WITH THE IMPENDING vote on the so-called millionaire’s tax constitutional amendment, our elected Legislature should reflect on the purpose of our state’s constitution as a guiding document. This examination of the constitution should help us understand how any proposed amendment fits within the lofty purpose of this foundation of governance, what questions it raises if adopted and, more fundamentally, if a proposal meets the standards of amending this revered document or is more appropriately a matter of legislative deliberation.

The Massachusetts Constitution is the world’s oldest functioning one and the model for the US Constitution. It is a governing guide for our state and society – a “social compact” as the preamble states. Drafted by John Adams, this remarkable document sets forth the purposes and powers of government along with the rights of citizens.  Our constitution establishes prohibitions against unreasonable searches and seizure, ex post facto laws, and the public taking of private property without just compensation. It gives residents the right to public education and enshrines protections from government overreach, including freedom of speech and worship, the right to petition the government, and the right to a trial by jury.

These principles endure, but, of course, the state constitution drafted in 1780 needed updating over the years. To date, 120 amendments were adopted by Massachusetts voters, and most deal with fundamental principles like voting rights, creating local governments, the separation of powers, and indeed the process of amending the constitution.
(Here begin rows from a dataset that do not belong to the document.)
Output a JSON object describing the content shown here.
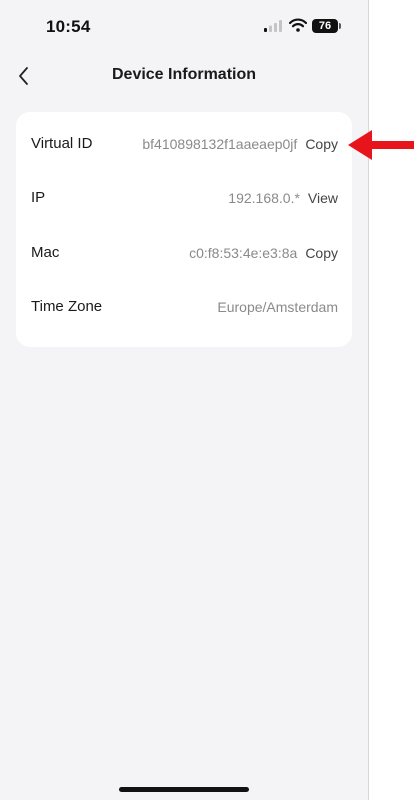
{
  "status_bar": {
    "time": "10:54",
    "battery": "76"
  },
  "header": {
    "title": "Device Information"
  },
  "rows": [
    {
      "label": "Virtual ID",
      "value": "bf410898132f1aaeaep0jf",
      "action": "Copy"
    },
    {
      "label": "IP",
      "value": "192.168.0.*",
      "action": "View"
    },
    {
      "label": "Mac",
      "value": "c0:f8:53:4e:e3:8a",
      "action": "Copy"
    },
    {
      "label": "Time Zone",
      "value": "Europe/Amsterdam",
      "action": ""
    }
  ],
  "colors": {
    "annotation_arrow": "#e8141c",
    "background": "#f4f4f6",
    "card": "#ffffff"
  }
}
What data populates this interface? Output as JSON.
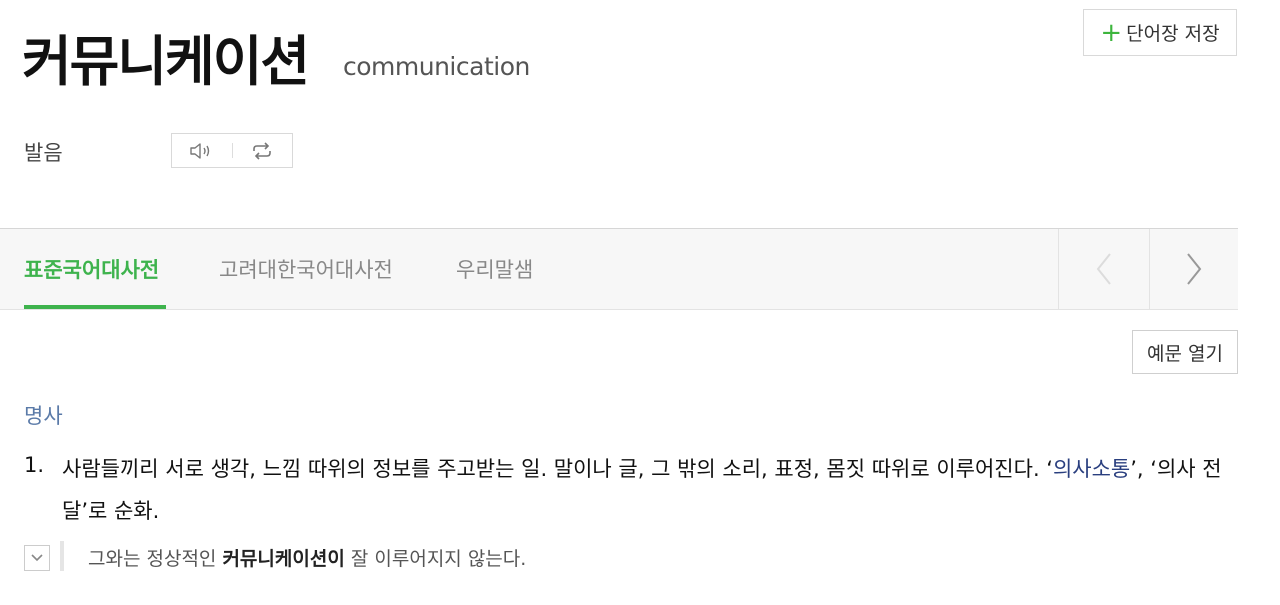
{
  "entry": {
    "headword": "커뮤니케이션",
    "origin": "communication",
    "save_button": "단어장 저장",
    "pronunciation_label": "발음",
    "icons": [
      "speaker-icon",
      "repeat-icon"
    ]
  },
  "tabs": [
    {
      "label": "표준국어대사전",
      "active": true
    },
    {
      "label": "고려대한국어대사전",
      "active": false
    },
    {
      "label": "우리말샘",
      "active": false
    }
  ],
  "examples_button": "예문 열기",
  "definition": {
    "pos": "명사",
    "number": "1.",
    "text_before": "사람들끼리 서로 생각, 느낌 따위의 정보를 주고받는 일. 말이나 글, 그 밖의 소리, 표정, 몸짓 따위로 이루어진다. ‘",
    "link1": "의사소통",
    "text_middle": "’, ‘의사 전달’로 순화.",
    "example_before": "그와는 정상적인 ",
    "example_bold": "커뮤니케이션이",
    "example_after": " 잘 이루어지지 않는다."
  },
  "colors": {
    "accent_green": "#3eb34d",
    "pos_blue": "#5a7aa8",
    "link_navy": "#2a3f7f"
  }
}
The purpose of the state’s constitution is laid out in its preamble: “It is the duty of the people, therefore, in framing a constitution of government, to provide for an equitable mode of making laws, as well as for an impartial interpretation, and a faithful execution of them…”. The constitution’s purpose is to guide lawmaking and governing, to provide principles for government to follow, and to enshrine protections for residents. The purpose is not to implement specific policies. That work is the purpose of the biennially elected Legislature.

However, on June 9 the Legislature will decide whether to put before voters an amendment that would implement a specific policy. The policy would set a defined income tax rate on a specific segment of our citizenry.  The amendment does not protect any of our freedoms.  It does not seek to provide participation in government by groups of citizens who are excluded.  It does not address the death penalty, voting rights, or the process of creating laws. Legislators should ask themselves: is the text of the proposed amendment a principle we need enshrined in our constitution?

The amendment raises fundamental questions about what our constitution is and the durability of principles over time.

What standards must be met for a proposal to be embedded in our constitution rather than considered by the Legislature?  If a tax rate meets the constitutional standard, where do we draw the line? Why not include building heights? High school graduation requirements? Criminal jail sentences? These are all items that are appropriately debated and decided by the three branches of government.

What are the implications of considering a tax rate issue within the deliberately tedious process of amending our constitution?  One major drawback is that the language considered in 2019 cannot be changed when the Legislature considers its vote on June 9.  Is that language perfect?  Has the context changed at all since 2019?  Yes, there are dramatic contextual changes.

Why include the specific tax rate and threshold? Because past attempts at adopting the principle of a graduated income tax failed mightily when put before the voters. In total, 16 proposed constitutional amendments failed over a 240-year period. Five of those proposals were to create a graduated income tax, making it the most rejected issue in state constitution history.

This amendment attempts to circumvent voters’ views on the graduated tax principle by saying “Don’t worry, we don’t mean you. We’re going to tax the other person.” The constitution is a document of principles, though, not one with specific tax rates and specific tax brackets. Rather than adopting the principle of a progressive income tax structure – which the state has already engineered within the flat rate structure – this amendment enshrines the principles of targeting specific taxpayers. A cynic could argue that elected leaders are washing their hands of difficult votes by allowing the citizenry to make the decision on increasing taxes on other people.

These questions lead to more questions and issues. Because the policy would be in the constitution, it leaves little room for quickly adapting to the contours and challenges of reality.

What if the new tax affects people who were not meant to be taxed?  The label of a millionaire’s tax suggests that it targets earned income with precision. But it does not.  Small S-corps and family-owned businesses throughout the Commonwealth will see tax increases under this proposal.

What if it drives employers or talent out of the state? Or what if government doesn’t spend it on education and transportation? Or what if the 4 percent tax is too much? What if it is too little? In those cases, we will be stymied by a constitutional amendment process that delays action for at least four years.

Is it a good idea to create a new tax on income over $1 million? It may be, it may not be. But it is a specific policy and not a principle to enshrine in the state’s constitution. As legislators prepare for the June 9 vote, we urge them to consider the work of Adams and his peers, the framing, and the purpose of our constitution. We urge them to acknowledge that tax rates are not meant to be set this way.

James Rooney is the president and CEO of the Greater Boston Chamber of Commerce.